Three to five years out, how does home services change?
BN: AI adoption will be aggressive. Operators that don’t adapt will struggle to compete. It lowers operating cost, frees budget for growth, and improves the customer experience. Founders will need two things: the nerve to take calculated risks and the ability to ship new tech into real workflows. Without that, the traditional model’s economics break.
For young founders, where should they start to modernize ops?
BN: Take measured risks and experiment. Start by automating one simple task. Early savings may look like nothing, but over time they compound. Think less like a tradesperson or a plumber and more like an AI operator—integrate tools into marketing, accounting, and customer service.

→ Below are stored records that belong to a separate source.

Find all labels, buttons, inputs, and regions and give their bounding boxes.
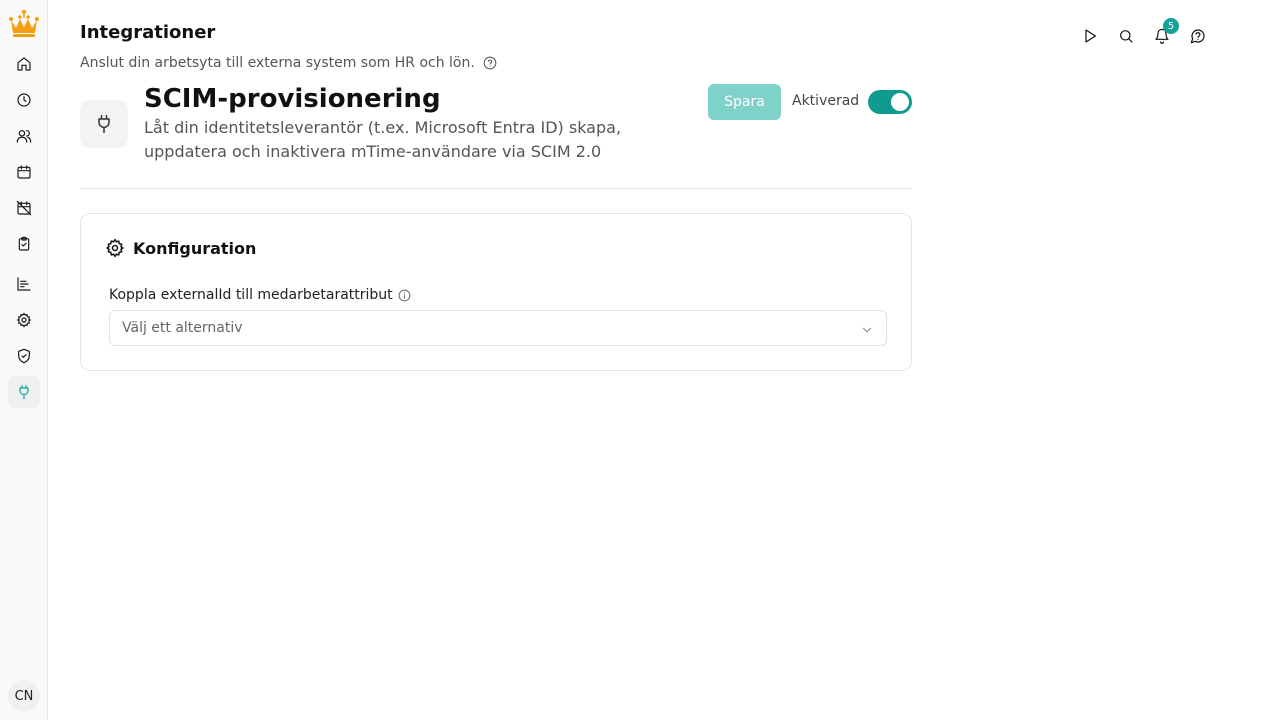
divider [80, 188, 912, 189]
message-help-icon [1190, 29, 1205, 44]
page-subtitle: Anslut din arbetsyta till externa system… [80, 55, 497, 71]
configuration-header: Konfiguration [105, 238, 256, 258]
integration-title: SCIM-provisionering [144, 84, 441, 114]
clipboard-check-icon [18, 236, 30, 251]
calendar-off-icon [16, 200, 32, 216]
configuration-card: Konfiguration Koppla externalId till med… [80, 213, 912, 371]
calendar-icon [17, 165, 31, 179]
help-chat-button[interactable] [1184, 24, 1212, 48]
search-button[interactable] [1112, 24, 1140, 48]
sidebar-item-users[interactable] [8, 120, 40, 152]
select-placeholder: Välj ett alternativ [122, 320, 243, 336]
externalid-field-label: Koppla externalId till medarbetarattribu… [109, 287, 411, 303]
clock-icon [17, 93, 31, 107]
externalid-attribute-select[interactable]: Välj ett alternativ [109, 310, 887, 346]
toggle-knob [891, 93, 909, 111]
play-button[interactable] [1076, 24, 1104, 48]
info-icon[interactable] [398, 289, 411, 302]
search-icon [1120, 30, 1133, 43]
plug-icon [98, 114, 110, 134]
gear-icon [106, 238, 124, 258]
enabled-toggle-label: Aktiverad [792, 93, 860, 109]
chart-icon [17, 277, 31, 291]
sidebar-item-calendar[interactable] [8, 156, 40, 188]
notifications-badge: 5 [1163, 18, 1179, 34]
gear-icon [17, 312, 31, 328]
sidebar-item-tasks[interactable] [8, 228, 40, 260]
chevron-down-icon [860, 322, 874, 336]
enabled-toggle[interactable] [868, 90, 912, 114]
play-icon [1085, 29, 1096, 43]
shield-check-icon [18, 348, 30, 364]
home-icon [17, 57, 31, 71]
topbar: 5 [1076, 18, 1220, 48]
page-subtitle-text: Anslut din arbetsyta till externa system… [80, 55, 475, 71]
integration-description: Låt din identitetsleverantör (t.ex. Micr… [144, 118, 622, 161]
sidebar-item-time[interactable] [8, 84, 40, 116]
plug-icon [19, 384, 29, 400]
crown-logo-icon[interactable] [7, 8, 41, 40]
sidebar: CN [0, 0, 48, 720]
users-icon [16, 130, 32, 143]
notifications-button[interactable]: 5 [1148, 18, 1179, 48]
integration-icon-box [80, 100, 128, 148]
sidebar-item-settings[interactable] [8, 304, 40, 336]
sidebar-item-integrations[interactable] [8, 376, 40, 408]
avatar[interactable]: CN [8, 680, 40, 712]
sidebar-item-security[interactable] [8, 340, 40, 372]
configuration-title: Konfiguration [133, 238, 257, 258]
externalid-field-label-text: Koppla externalId till medarbetarattribu… [109, 287, 393, 303]
save-button[interactable]: Spara [708, 84, 781, 120]
page-title: Integrationer [80, 22, 216, 43]
help-circle-icon[interactable] [483, 56, 497, 70]
sidebar-item-absence[interactable] [8, 192, 40, 224]
sidebar-item-reports[interactable] [8, 268, 40, 300]
sidebar-item-home[interactable] [8, 48, 40, 80]
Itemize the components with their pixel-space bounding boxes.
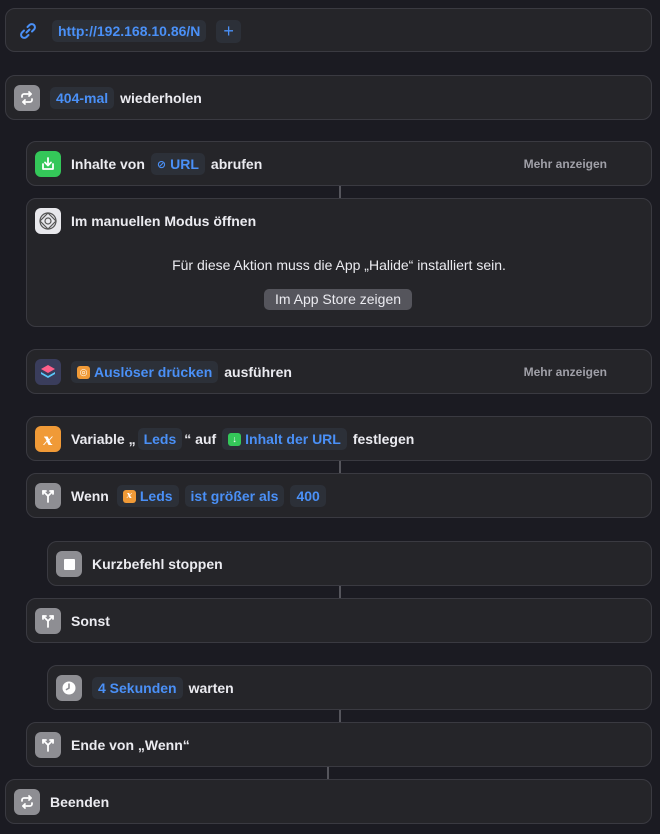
show-more-button[interactable]: Mehr anzeigen [524,157,607,171]
show-more-button[interactable]: Mehr anzeigen [524,365,607,379]
manual-mode-action[interactable]: Im manuellen Modus öffnen Für diese Akti… [26,198,652,327]
connector-line [339,186,341,198]
set-variable-prefix: Variable „ [71,431,136,447]
condition-token[interactable]: ist größer als [184,485,285,507]
get-contents-prefix: Inhalte von [71,156,145,172]
repeat-verb: wiederholen [120,90,202,106]
shortcut-name-token[interactable]: ◎ Auslöser drücken [71,361,219,383]
shortcuts-icon [35,359,61,385]
end-if-label: Ende von „Wenn“ [71,737,190,753]
repeat-icon [14,85,40,111]
branch-icon [35,608,61,634]
if-label: Wenn [71,488,109,504]
variable-mini-icon: x [122,489,136,503]
run-shortcut-verb: ausführen [224,364,292,380]
clock-icon [56,675,82,701]
run-shortcut-action[interactable]: ◎ Auslöser drücken ausführen Mehr anzeig… [26,349,652,394]
set-variable-mid: “ auf [184,431,217,447]
url-variable-label: URL [170,156,199,172]
end-if-action[interactable]: Ende von „Wenn“ [26,722,652,767]
shortcut-name-label: Auslöser drücken [94,364,213,380]
repeat-count-token[interactable]: 404-mal [50,87,115,109]
app-store-button[interactable]: Im App Store zeigen [264,289,412,310]
url-variable-token[interactable]: ⊘ URL [150,153,205,175]
download-icon [35,151,61,177]
connector-line [339,461,341,473]
if-action[interactable]: Wenn x Leds ist größer als 400 [26,473,652,518]
download-mini-icon: ↓ [228,432,242,446]
get-contents-verb: abrufen [210,156,263,172]
stop-icon [56,551,82,577]
else-action[interactable]: Sonst [26,598,652,643]
app-required-notice: Für diese Aktion muss die App „Halide“ i… [172,257,506,273]
stop-label: Kurzbefehl stoppen [92,556,223,572]
branch-icon [35,732,61,758]
link-icon: ⊘ [156,158,167,171]
end-repeat-label: Beenden [50,794,110,810]
variable-icon: x [35,426,61,452]
manual-mode-title: Im manuellen Modus öffnen [71,213,257,229]
connector-line [339,710,341,722]
end-repeat-action[interactable]: Beenden [5,779,652,824]
get-contents-action[interactable]: Inhalte von ⊘ URL abrufen Mehr anzeigen [26,141,652,186]
add-url-button[interactable]: + [216,19,241,43]
connector-line [339,586,341,598]
shortcut-mini-icon: ◎ [77,365,90,379]
halide-app-icon [35,208,61,234]
condition-value-token[interactable]: 400 [290,485,326,507]
url-action[interactable]: http://192.168.10.86/N + [5,8,652,52]
wait-verb: warten [188,680,234,696]
if-variable-label: Leds [139,488,173,504]
repeat-action[interactable]: 404-mal wiederholen [5,75,652,120]
set-variable-action[interactable]: x Variable „ Leds “ auf ↓ Inhalt der URL… [26,416,652,461]
branch-icon [35,483,61,509]
url-content-token[interactable]: ↓ Inhalt der URL [222,428,347,450]
variable-name-token[interactable]: Leds [137,428,183,450]
else-label: Sonst [71,613,110,629]
link-icon [18,21,38,41]
stop-shortcut-action[interactable]: Kurzbefehl stoppen [47,541,652,586]
if-variable-token[interactable]: x Leds [116,485,179,507]
connector-line [327,767,329,779]
wait-duration-token[interactable]: 4 Sekunden [92,677,183,699]
url-content-label: Inhalt der URL [245,431,341,447]
set-variable-verb: festlegen [352,431,415,447]
wait-action[interactable]: 4 Sekunden warten [47,665,652,710]
repeat-icon [14,789,40,815]
url-token[interactable]: http://192.168.10.86/N [52,20,207,42]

That’s how you build a sustainable business that can compete.
After these years building, what’s the one lesson you return to most?
BN: That breakthroughs are possible even in conservative industries. The work is to see the turn early and be willing to rebuild the system. For me, digital transformation isn’t a slogan; it’s a tool for sustainability and scale. And the payoff is not just a stronger company—it’s knowing the work nudges the industry forward.